Friday, 15 April 2011


You can tell everything you need to know about a product by the way it's being sold. As an advertising man, you quickly learn to recognize a dog of a product when you see one.

Thanks to its Unique Selling Proposition.

Advertisers have known for eons - it's the world's oldest profession, after all, pre-empting the other one by a matter of minutes - that consumers can only ever absorb one piece of information at a time about a new product. This one "fact" or single-minded thought will then become the way the consumer perceives the product, and the way they excitedly pass on the benefits of this new-fangled gizmo to others via word-of-mouth.

The new iPad is even cooler. The new Big Mac is a little bit fancy. The new Volvo is even safer. Nurofen works even faster. And so on.

But when the product itself doesn't actually work, or perform in the way it is supposed to, advertisers have become extremely skilled at concocting a new benefit with which to mesmerise the crowds. Otherwise no-one will buy it. The dodgier the product, the more outlandish the Unique Selling Proposition with which they tout it.

"You'll stand out in the crowd in our new car" actually means "it looks bloody awful." "Full of natural goodness" actually means "it tastes bloody awful." And "where the bloody hell are you?" obviously meant "nobody wants to come here any more."

"One million people will be better off" is the USP with which Greg Combet hopes to persuade the public to purchase his shiny new Carbon Tax.

I almost choked on my 100% natural grain Wheaties.

This really must be a crappy product.

There can only be one genuine and honest way to sell the Carbon Tax, and that is by advertising the fact that it will prevent anthropogenic warming from occurring. That's what the consumer wants. Full stop. Nothing else. It's like Mortein. I buy it because I have a nasty problem that needs eradicating - now! Excessive CO2 emissions around your home? Stop them dead with the new Carbon-Tax! Available at all good stores. Get your Carbon-Tax today and make pesky Climate Change a thing of the past.

It's instructive to think of how the GST was sold to a less than enthusiastic public.
Basically, it was the Castor Oil strategy - this stuff is going to taste slightly unpleasant, but it's going to do us all a power of (economic) good. And it worked. We bought it. Arguably, that is the only possible truthful and honest way of selling the Carbon Tax, too. Self-sacrifice for the greater good. In this case, of mankind.   

Yet despite all the hoopla and political shenanigans of the last few years (you soon lose count of how many U-turns, backflips and political stabbings have occurred in Canberra on the issue) and despite a massive teaser campaign across all media for more than a decade (rising sea-levels, end of the world, Al Gore, yadda yadda) astonishingly, “the greater good” isn’t the USP with which the government has chosen to sell this product.

Which must mean, to put it bluntly, that the product doesn't work.

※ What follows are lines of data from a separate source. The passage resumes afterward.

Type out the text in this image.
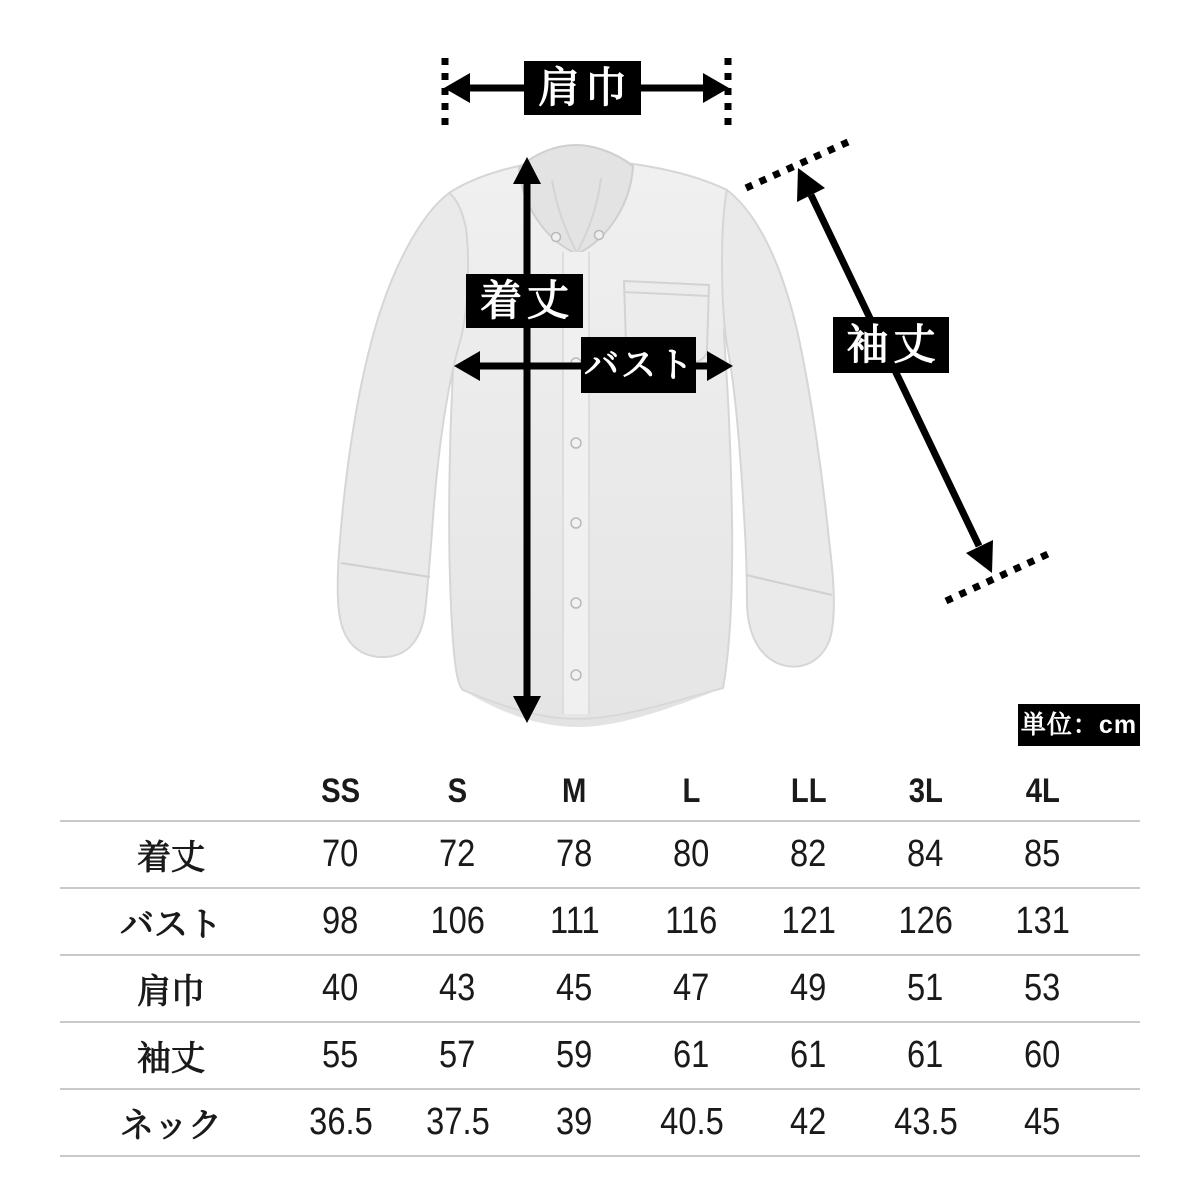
肩巾
着丈
バスト	袖丈
単位：cm
SS	S	M	L	LL	3L	4L
着丈	70	72	78	80	82	84	85
バスト	98	106	111	116	121	126	131
肩巾	40	43	45	47	49	51	53
袖丈	55	57	59	61	61	61	60
ネック	36.5	37.5	39	40.5	42	43.5	45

Here's what happened behind the scenes. The advertising agency researched what a Carbon Tax might mean to people. They were seeking a single-minded proposition with which to flog it. To do so, they assembled typical groups of consumers - Mums and Dads, single parents, uni students; anyone, in fact, who was prepared to give up an evening for fifty bucks and some free food - and stuck them in groups of up to ten in specially designed research rooms in various locations dotted across the capital cities and outlying suburbs. These were the focus groups, and their every utterance would be observed, taped and scrutinized. The topic was Climate Change. To a man and a woman -apart from one or two irritating skeptics - the groups agreed "something must be done." The polite, well-spoken researcher then introduced the concept of a Carbon Tax. The focus groups were wary, but accepted the idea so long as it actually solved the problem of Global Warming. Sandwiches and pizza were handed around. The researcher then showed the groups numerous concepts that attempted to distill the idea that the Carbon Tax couldn't actually fix the problem in and of itself, but rather, was a pre-emptive action that would require many other changes throughout the world over which Australia has no control before any useful reduction in carbon emissions could or might occur. Things started to get a little sticky in the close confines of the research rooms. When, via a detailed analysis and discussion of variously spun phrases and carefully constructed catch-words the focus group cottoned on to the fact that the tax was not going to do what they hoped for, they became angry. And the advertising dudes, watching them from behind a specially built one-way mirror, became extremely nervous. At this point, the researcher, her hands sweating slightly, popped some different boards under the noses of the focus groups. These new concepts and phrases introduced the idea that some people, due to the structure of the rebates, would find themselves better off under the new tax. And suddenly the conversations took a dramatic turn. The focus groups became pacified. Heads started nodding. Then greed kicked in. And the more the focus groups became convinced that they as
individuals might be better off, the happier they became.

And forgot all about that pesky problem of eradicating Global Warming.

Meanwhile, behind the one-way mirror, the advertising folk and government consultants heaved an inaudible sigh of relief.

Now that they had found their USP, all they needed was a catchy phrase and the job was done.

One million people will be better off. You can't get any catchier than that.